Given the following git history:

    C-I    origin/master
   /
A-B-F-G-H  master
 \   /
  D-E      branch-b

I want to rebase my local master branch on top of origin/master, but I want to preserve the merge commit G. When I tried simply doing a git rebase origin/master while at master it squashed D..E as G and committed that with the commit message of E, so the history that there was a merge was lost. Is there some way of preserving this merge while still getting the rebase? For clarity, my intended result is:

A-B-C-I-F-G-H  master
 \       /
  D-----E      branch-b
up vote 44 down vote accepted

Add --preserve-merges to your rebase command. In case there were conflict resolutions in your merge, add 'recursive theirs' strategy as a parameter as well.

  • 11
    or simply -p. – Michael De Silva Sep 2 '11 at 15:33
  • 6
    For absurd detail on what will happen with this flag, see also my answer at stackoverflow.com/questions/15915430/…. – Chris Sep 30 '13 at 20:03
  • 4
    Can you elaborate why recursive theirs will help in this case? Merge commit G could have been created using a different conflict resolution strategy, could it not? – Nils_M Dec 10 '15 at 12:13

This isn't going to be very pretty but I think you can do it.

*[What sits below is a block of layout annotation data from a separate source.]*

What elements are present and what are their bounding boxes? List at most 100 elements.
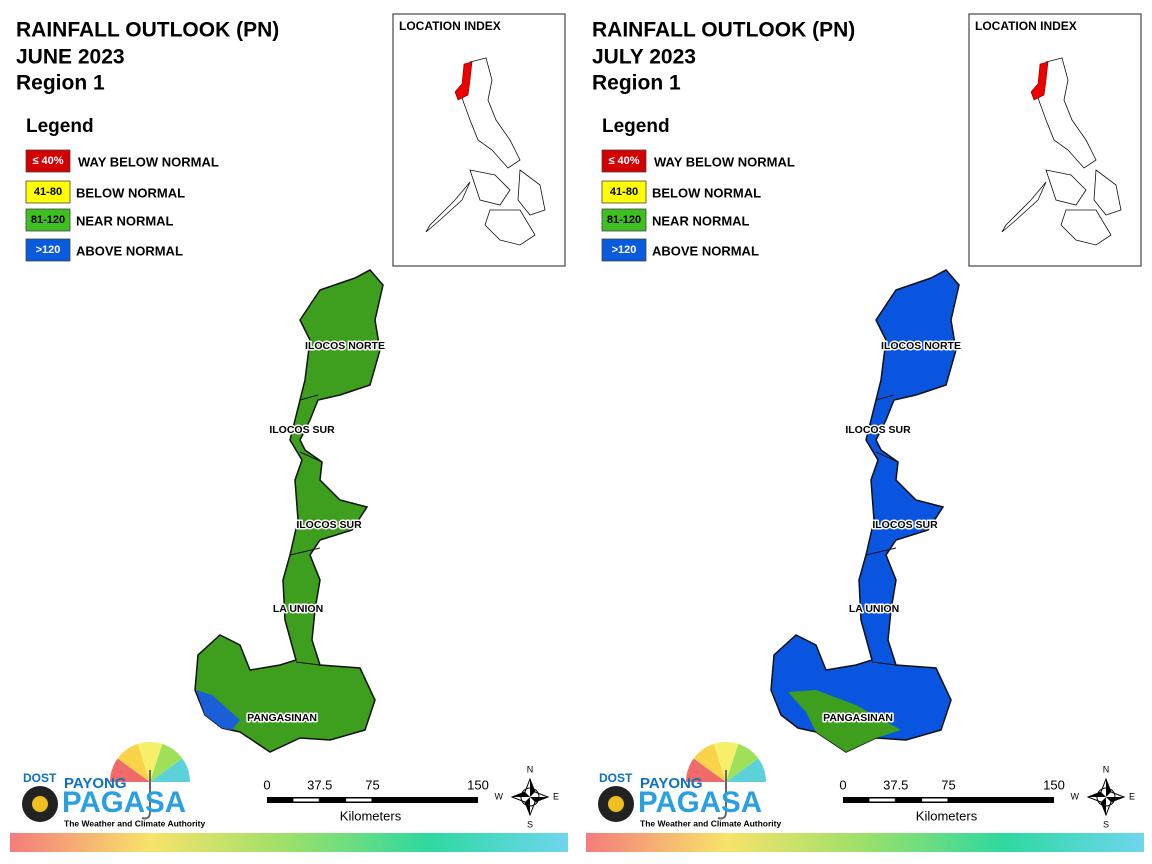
dost-label: DOST — [599, 771, 633, 785]
title: RAINFALL OUTLOOK (PN) — [592, 19, 855, 42]
payong-label: PAYONG — [640, 775, 703, 792]
scale-segment — [372, 797, 478, 803]
legend-range: 81-120 — [31, 214, 65, 226]
dost-label: DOST — [23, 771, 57, 785]
legend-swatch — [601, 238, 647, 262]
philippines-outline — [1001, 57, 1122, 246]
scale-unit: Kilometers — [916, 808, 978, 823]
province-borders — [282, 394, 323, 666]
legend-range: ≤ 40% — [32, 155, 63, 167]
legend-range: 41-80 — [34, 186, 62, 198]
umbrella-panel — [117, 743, 150, 782]
legend-swatch — [25, 208, 71, 232]
province-label: ILOCOS SUR — [872, 519, 938, 531]
legend-label: NEAR NORMAL — [76, 213, 174, 228]
legend-label: NEAR NORMAL — [652, 213, 750, 228]
legend-swatch — [601, 180, 647, 204]
scale-tick-label: 0 — [839, 777, 846, 792]
philippines-outline — [425, 57, 546, 246]
dost-emblem-core — [608, 796, 624, 812]
color-band — [10, 833, 568, 852]
compass-fill — [1088, 779, 1124, 815]
legend-swatch — [25, 149, 71, 173]
compass-ring — [520, 787, 540, 807]
index-title: LOCATION INDEX — [399, 19, 501, 33]
compass-s: S — [527, 819, 533, 829]
index-frame — [968, 13, 1142, 267]
compass-e: E — [1129, 791, 1135, 801]
scale-tick-label: 75 — [365, 777, 379, 792]
umbrella-panel — [137, 742, 163, 782]
tagline: The Weather and Climate Authority — [640, 818, 781, 828]
province-label: ILOCOS NORTE — [305, 340, 385, 352]
scale-segment-inner — [346, 798, 372, 802]
scale-segment-inner — [869, 798, 895, 802]
region-map — [770, 269, 960, 753]
region-map — [194, 269, 384, 753]
legend-swatch — [601, 149, 647, 173]
legend-title: Legend — [602, 116, 670, 137]
province-label: ILOCOS NORTE — [881, 340, 961, 352]
scale-tick-label: 75 — [941, 777, 955, 792]
umbrella-panel — [110, 758, 150, 782]
pagasa-label: PAGASA — [62, 786, 186, 819]
umbrella-handle — [717, 770, 727, 820]
legend-label: WAY BELOW NORMAL — [654, 154, 795, 169]
province-label: ILOCOS SUR — [269, 424, 335, 436]
month: JULY 2023 — [592, 46, 696, 69]
title: RAINFALL OUTLOOK (PN) — [16, 19, 279, 42]
legend-label: BELOW NORMAL — [652, 185, 761, 200]
scale-tick-label: 150 — [467, 777, 489, 792]
legend-swatch — [25, 238, 71, 262]
index-frame — [392, 13, 566, 267]
dost-emblem-core — [32, 796, 48, 812]
legend-swatch — [601, 208, 647, 232]
province-label: PANGASINAN — [823, 712, 893, 724]
legend-swatch — [25, 180, 71, 204]
pagasa-label: PAGASA — [638, 786, 762, 819]
scale-tick-label: 37.5 — [307, 777, 332, 792]
umbrella-panel — [726, 743, 759, 782]
compass-w: W — [1071, 791, 1080, 801]
province-label: LA UNION — [849, 603, 899, 615]
legend-range: 41-80 — [610, 186, 638, 198]
index-highlight — [1030, 61, 1049, 101]
index-highlight — [454, 61, 473, 101]
province-label: ILOCOS SUR — [845, 424, 911, 436]
compass-w: W — [495, 791, 504, 801]
compass-e: E — [553, 791, 559, 801]
scale-tick-label: 150 — [1043, 777, 1065, 792]
scale-tick-label: 0 — [263, 777, 270, 792]
scale-segment-inner — [922, 798, 948, 802]
umbrella-panel — [713, 742, 739, 782]
province-label: PANGASINAN — [247, 712, 317, 724]
panel: RAINFALL OUTLOOK (PN) JULY 2023 Region 1 Le… — [586, 13, 1144, 852]
tagline: The Weather and Climate Authority — [64, 818, 205, 828]
panel: RAINFALL OUTLOOK (PN) JUNE 2023 Region 1 Le… — [10, 13, 568, 852]
province-label: ILOCOS SUR — [296, 519, 362, 531]
umbrella-panel — [726, 758, 766, 782]
color-band — [586, 833, 1144, 852]
province-label: LA UNION — [273, 603, 323, 615]
legend-range: 81-120 — [607, 214, 641, 226]
region-patch — [196, 690, 240, 730]
legend-label: WAY BELOW NORMAL — [78, 154, 219, 169]
scale-tick-label: 37.5 — [883, 777, 908, 792]
region: Region 1 — [592, 72, 681, 95]
compass-fill — [512, 779, 548, 815]
legend-label: ABOVE NORMAL — [76, 243, 183, 258]
legend-label: BELOW NORMAL — [76, 185, 185, 200]
compass-n: N — [527, 764, 534, 774]
umbrella-panel — [686, 758, 726, 782]
legend-range: ≤ 40% — [608, 155, 639, 167]
compass-s: S — [1103, 819, 1109, 829]
scale-unit: Kilometers — [340, 808, 402, 823]
index-title: LOCATION INDEX — [975, 19, 1077, 33]
umbrella-handle — [141, 770, 151, 820]
region: Region 1 — [16, 72, 105, 95]
province-borders — [858, 394, 899, 666]
umbrella-panel — [150, 743, 183, 782]
compass-n: N — [1103, 764, 1110, 774]
payong-label: PAYONG — [64, 775, 127, 792]
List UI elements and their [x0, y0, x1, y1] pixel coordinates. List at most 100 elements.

Rebase F onto the origin/master as your new master branch:

git checkout F
git checkout -b new_master
git rebase origin/master

Merge branch-b into your new branch:

git merge branch-b

Cherry pick the remaining H commit onto your new master branch:

git cherry-pick master

Delete your old master branch:

git branch -D master

Unfortunately you will also have to do the merge again (hopefully it doesn't take any manual merging).

I didn't actually try this out, so I would make a backup of the repository first, but I am pretty confident that you will get what you want. I also suggest opening up gitk --all and refreshing the tree with "F5" after each command so you can see what is changing.

Someone else should still post if they know of a more elegant way to do it.